There are many theories on the possible causes of multiple sclerosis. A head injury is not something I have ever heard of as a potential cause. Could my MS be caused from something unique? I have no genetic markers for MS. No one in my family has autoimmune disease. I grew up in a climate with a lot of sunshine. None of the standard risk factors for MS apply to me.

My Georgetown neurologist believes that multiple sclerosis might have different causes for different people. Maybe it’s a virus in some people. In others, perhaps it’s a neurotoxin. Some people believe it’s a vascular issue. What I do know for certain is that once I started working with Lisa, the spasticity stopped getting worse. In fact, it improved. A lot.

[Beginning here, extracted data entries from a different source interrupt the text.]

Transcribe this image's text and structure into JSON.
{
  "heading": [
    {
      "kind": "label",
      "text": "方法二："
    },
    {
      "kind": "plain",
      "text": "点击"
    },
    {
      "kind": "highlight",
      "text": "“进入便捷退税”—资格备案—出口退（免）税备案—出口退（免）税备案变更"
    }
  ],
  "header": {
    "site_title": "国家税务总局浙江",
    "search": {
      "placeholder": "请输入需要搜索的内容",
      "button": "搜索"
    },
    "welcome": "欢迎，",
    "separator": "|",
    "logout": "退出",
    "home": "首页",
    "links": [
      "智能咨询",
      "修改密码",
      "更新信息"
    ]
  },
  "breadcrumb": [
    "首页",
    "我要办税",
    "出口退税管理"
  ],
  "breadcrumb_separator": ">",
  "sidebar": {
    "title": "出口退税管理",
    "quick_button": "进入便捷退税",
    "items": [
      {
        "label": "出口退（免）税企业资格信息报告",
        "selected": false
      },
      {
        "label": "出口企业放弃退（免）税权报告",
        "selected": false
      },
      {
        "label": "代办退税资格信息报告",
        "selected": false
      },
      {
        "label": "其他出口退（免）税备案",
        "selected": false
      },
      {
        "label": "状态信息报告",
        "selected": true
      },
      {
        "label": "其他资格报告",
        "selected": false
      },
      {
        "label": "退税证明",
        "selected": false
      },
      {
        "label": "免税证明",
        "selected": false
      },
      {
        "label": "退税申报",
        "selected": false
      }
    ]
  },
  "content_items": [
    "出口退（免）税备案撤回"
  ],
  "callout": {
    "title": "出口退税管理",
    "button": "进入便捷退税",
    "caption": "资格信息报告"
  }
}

IMT is a kind of bodywork that’s really hard to explain. My therapist compares it to European osteopathic techniques. I would compare it most closely to craniosacral therapy, but much, much better.

After several months of working with Lisa, I can say honestly that she’s given me a new life. Where it was once difficult to walk across the room without my leg cramping, I am back to walking several miles a day with little discomfort. If I get no better than I am today, I will consider the treatment a resounding success. But Lisa doesn’t think we’re done. And I hope that she’s right. Each session, something else changes a little bit. My back is more open. My neck doesn’t bother me as much as it used to. A nice side effect of all of that is that I am in a much better mood.

If you would like to learn more about Integrative Manual Therapy, try to find a therapist in your city. It’s so hard to explain how simple yet complicated this technique is. It’s not something I ever knew existed, but I wish I had discovered it years and years ago. Look for IMT to be helpful for pain syndromes, complicated neurological problems, and much more. I might even say it’s magic.